Inaugurado pelo presidente Getúlio Vargas em 1940, complexo conta, para além do famoso campo de futebol, com clube com atividades físicas gratuitas para a população. É também sede do Museu do Futebol e palco para grande eventos, como shows.
Graças ao estilo art déco e sua importância história para a cidade, o Pacaembu foi tombado pelo Condephaat (Conselho de Defesa do Patrimônio Histórico) em 1998.
Já naquela época, moradores se mobilizaram para que o estádio não fosse privatizado, e um abaixo-assinado com 5.251 assinaturas, que encontra-se anexado ao processo de tombamento, se manifesta “contra a venda do Estádio do Pacaembu e por um uso mais adequado de suas instalações em proveito da população local e de todos os paulistanos”.
A arquiteta Célia Regina dos Santos, professora da Faculdade de Arquitetura e Urbanismo da Universidade Mackenzie, descreve essa história de mobilização em seu artigo “O Estádio do Pacaembu é do povo”, como o céu é do avião, publicado em 2006.
“Já lá se vão quase 20 anos em que a prefeitura de São Paulo se lança reiteradamente na privatização, agora rebatizada de concessão, do Estádio do Pacaembu como solução para a sua incapacidade de gerir a cidade e sua receita. Esta expressiva manifestação da sociedade contra a privatização pretendida já naquela época, não deveria ter sido desconsiderada”, conta Célia.
“Afinal, desde a inauguração, a população compreendeu que o Pacaembu é um bem público por direito, resultando sua construção de uma demanda popular. Historicamente, o edifício nasceu como um monumento, e foi inaugurado como um marco da grandeza da cidade de São Paulo que firmava sua liderança no mapa do Brasil.”
A Secretaria Municipal de Esportes (SEME) afirma que a concessão do equipamento é uma forma da municipalidade transferir para iniciativa privada os altos custos de manutenção, orçados em R$ 8,3 milhões.
“Uma importante razão para a concessão é a situação financeira deficitária enfrentada pelo complexo e agravada a cada dia com a concorrência de outros estádios e arenas sediados no Município.

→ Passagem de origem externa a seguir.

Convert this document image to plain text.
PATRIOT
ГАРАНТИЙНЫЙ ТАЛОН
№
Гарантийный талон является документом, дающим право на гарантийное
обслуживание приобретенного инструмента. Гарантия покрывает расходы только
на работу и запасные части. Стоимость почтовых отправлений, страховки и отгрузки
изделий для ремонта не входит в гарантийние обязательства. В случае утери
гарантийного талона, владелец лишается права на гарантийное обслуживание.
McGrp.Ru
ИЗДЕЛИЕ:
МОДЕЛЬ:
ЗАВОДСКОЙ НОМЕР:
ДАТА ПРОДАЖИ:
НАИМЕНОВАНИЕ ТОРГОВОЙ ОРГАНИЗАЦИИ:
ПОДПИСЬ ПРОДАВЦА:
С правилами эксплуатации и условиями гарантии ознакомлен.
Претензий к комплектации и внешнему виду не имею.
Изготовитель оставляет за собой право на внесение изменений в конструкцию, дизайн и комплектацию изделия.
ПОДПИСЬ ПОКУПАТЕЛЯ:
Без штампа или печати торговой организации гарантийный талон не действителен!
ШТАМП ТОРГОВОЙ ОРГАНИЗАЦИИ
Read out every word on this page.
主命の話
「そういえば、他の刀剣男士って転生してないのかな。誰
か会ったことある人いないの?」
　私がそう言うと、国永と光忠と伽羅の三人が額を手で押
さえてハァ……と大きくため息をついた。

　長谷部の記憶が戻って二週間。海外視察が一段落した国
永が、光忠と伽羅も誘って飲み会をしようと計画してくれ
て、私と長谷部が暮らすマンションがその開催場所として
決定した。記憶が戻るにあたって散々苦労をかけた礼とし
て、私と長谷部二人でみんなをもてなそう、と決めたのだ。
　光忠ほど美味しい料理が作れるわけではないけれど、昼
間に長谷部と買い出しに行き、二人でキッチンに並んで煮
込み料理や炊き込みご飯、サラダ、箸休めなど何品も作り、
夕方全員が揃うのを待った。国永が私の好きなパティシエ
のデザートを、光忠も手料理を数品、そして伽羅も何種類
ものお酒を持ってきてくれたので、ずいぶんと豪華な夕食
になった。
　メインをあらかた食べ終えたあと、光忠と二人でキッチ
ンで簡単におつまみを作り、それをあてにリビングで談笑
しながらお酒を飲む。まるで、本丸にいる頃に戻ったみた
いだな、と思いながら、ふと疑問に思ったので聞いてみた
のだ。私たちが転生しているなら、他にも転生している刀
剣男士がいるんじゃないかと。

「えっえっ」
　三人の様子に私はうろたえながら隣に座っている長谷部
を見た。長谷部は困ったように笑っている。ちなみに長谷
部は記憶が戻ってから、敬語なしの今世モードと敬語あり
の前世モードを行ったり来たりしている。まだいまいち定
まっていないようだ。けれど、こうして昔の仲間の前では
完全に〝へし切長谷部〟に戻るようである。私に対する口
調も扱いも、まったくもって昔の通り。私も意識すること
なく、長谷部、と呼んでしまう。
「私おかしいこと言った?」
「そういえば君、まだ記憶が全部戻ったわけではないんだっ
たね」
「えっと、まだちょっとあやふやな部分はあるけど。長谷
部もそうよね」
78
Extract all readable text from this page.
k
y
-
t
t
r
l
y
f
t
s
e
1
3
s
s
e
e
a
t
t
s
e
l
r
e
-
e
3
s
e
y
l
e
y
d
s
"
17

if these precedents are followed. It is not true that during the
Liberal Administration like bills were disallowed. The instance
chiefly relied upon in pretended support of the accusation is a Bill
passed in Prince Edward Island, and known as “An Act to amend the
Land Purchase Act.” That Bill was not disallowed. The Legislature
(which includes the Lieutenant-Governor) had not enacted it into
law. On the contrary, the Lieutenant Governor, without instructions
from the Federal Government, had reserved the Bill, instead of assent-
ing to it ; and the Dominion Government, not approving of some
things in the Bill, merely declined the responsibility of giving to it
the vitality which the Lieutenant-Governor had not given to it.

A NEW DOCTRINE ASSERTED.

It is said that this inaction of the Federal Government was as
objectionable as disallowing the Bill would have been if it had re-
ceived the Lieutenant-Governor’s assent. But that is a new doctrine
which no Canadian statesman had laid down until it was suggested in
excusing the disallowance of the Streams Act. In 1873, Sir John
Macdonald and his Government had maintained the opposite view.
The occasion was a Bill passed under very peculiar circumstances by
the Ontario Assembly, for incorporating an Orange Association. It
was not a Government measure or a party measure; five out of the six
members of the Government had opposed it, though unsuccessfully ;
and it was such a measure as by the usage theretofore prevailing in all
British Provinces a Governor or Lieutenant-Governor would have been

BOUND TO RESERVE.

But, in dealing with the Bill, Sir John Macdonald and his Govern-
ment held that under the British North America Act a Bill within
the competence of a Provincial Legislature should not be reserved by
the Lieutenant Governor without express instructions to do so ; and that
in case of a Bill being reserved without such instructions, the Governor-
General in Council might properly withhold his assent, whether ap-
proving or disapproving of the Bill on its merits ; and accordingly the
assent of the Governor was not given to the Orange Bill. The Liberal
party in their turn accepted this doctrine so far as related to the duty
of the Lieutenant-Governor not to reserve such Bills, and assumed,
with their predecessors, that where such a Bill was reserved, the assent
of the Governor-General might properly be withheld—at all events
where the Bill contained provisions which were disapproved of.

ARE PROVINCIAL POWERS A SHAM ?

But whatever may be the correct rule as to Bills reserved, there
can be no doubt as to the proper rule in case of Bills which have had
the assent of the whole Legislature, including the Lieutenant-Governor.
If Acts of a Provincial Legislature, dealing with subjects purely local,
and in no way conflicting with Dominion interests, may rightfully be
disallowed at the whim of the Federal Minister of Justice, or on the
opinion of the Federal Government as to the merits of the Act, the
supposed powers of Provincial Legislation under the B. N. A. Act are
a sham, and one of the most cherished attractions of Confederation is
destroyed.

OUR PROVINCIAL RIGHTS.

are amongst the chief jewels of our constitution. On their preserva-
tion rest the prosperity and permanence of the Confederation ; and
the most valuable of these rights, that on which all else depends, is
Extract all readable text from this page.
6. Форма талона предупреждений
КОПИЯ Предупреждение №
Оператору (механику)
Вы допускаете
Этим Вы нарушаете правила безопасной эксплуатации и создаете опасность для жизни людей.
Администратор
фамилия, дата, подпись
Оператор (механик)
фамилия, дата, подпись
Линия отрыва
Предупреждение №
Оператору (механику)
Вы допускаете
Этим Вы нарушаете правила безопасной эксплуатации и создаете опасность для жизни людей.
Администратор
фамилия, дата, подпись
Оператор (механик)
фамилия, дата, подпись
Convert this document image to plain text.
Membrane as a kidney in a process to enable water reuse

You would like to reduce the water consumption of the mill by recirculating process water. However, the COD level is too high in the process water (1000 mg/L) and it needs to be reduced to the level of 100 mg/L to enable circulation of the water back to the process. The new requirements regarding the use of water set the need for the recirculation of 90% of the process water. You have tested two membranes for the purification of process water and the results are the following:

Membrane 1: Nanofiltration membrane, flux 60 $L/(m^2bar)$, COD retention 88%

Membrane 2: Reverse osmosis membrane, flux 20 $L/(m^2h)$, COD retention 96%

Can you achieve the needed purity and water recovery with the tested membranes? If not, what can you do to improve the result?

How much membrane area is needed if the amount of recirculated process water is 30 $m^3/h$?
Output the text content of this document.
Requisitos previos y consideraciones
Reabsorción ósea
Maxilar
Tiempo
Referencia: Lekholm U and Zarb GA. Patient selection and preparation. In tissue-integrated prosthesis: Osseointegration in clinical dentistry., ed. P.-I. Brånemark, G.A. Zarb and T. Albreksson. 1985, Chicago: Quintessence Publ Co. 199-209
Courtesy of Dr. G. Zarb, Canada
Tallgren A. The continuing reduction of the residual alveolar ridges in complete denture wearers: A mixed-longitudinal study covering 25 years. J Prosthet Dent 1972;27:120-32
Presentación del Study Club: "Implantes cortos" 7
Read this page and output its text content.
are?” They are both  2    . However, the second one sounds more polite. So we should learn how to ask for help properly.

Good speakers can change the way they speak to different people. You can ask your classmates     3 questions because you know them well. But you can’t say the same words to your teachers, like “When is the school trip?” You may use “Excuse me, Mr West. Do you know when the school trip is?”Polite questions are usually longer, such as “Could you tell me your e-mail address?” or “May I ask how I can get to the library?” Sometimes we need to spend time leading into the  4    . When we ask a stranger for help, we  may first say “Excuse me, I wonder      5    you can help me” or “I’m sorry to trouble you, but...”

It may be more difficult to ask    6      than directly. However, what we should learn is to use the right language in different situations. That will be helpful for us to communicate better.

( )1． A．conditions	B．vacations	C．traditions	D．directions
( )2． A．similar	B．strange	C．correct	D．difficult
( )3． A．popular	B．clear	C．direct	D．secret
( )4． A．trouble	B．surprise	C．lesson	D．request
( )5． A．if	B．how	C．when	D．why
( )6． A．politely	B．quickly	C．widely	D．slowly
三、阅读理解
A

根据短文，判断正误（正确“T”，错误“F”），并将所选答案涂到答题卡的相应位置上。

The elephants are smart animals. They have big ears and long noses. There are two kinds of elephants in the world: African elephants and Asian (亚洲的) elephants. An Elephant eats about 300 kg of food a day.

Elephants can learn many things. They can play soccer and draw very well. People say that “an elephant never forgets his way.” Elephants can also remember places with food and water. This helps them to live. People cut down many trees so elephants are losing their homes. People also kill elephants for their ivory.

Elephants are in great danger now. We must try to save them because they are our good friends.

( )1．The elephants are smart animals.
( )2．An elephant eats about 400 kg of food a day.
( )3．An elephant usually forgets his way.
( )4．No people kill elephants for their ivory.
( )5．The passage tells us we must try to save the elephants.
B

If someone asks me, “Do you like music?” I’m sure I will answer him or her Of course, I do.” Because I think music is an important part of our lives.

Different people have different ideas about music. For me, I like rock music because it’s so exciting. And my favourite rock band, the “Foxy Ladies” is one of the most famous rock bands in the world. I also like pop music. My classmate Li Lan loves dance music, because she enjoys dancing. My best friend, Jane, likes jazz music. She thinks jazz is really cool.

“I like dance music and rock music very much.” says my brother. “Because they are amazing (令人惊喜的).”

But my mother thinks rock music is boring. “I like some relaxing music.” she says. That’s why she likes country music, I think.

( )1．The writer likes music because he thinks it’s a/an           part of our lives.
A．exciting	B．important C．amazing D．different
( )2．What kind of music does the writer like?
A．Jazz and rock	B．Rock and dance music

Com um alto custo anual de manutenção, integralmente suportado pela Administração Pública Municipal, o complexo demanda esforço significativo do erário municipal”, divulgou a Secretaria durante a devolutiva da primeira consulta pública sobre o tema.
Já o secretário de Desestatização e Parcerias, Wilson Poit, sustenta que a concessão é necessária para a revitalização do complexo. “A iniciativa privada, além de cuidar da gestão, vai investir até R$ 200 milhões no local. Teremos um patrimônio da cidade completamente revitalizado”, prometeu o secretário, durante o evento de lançamento da minuta do edital de concessão.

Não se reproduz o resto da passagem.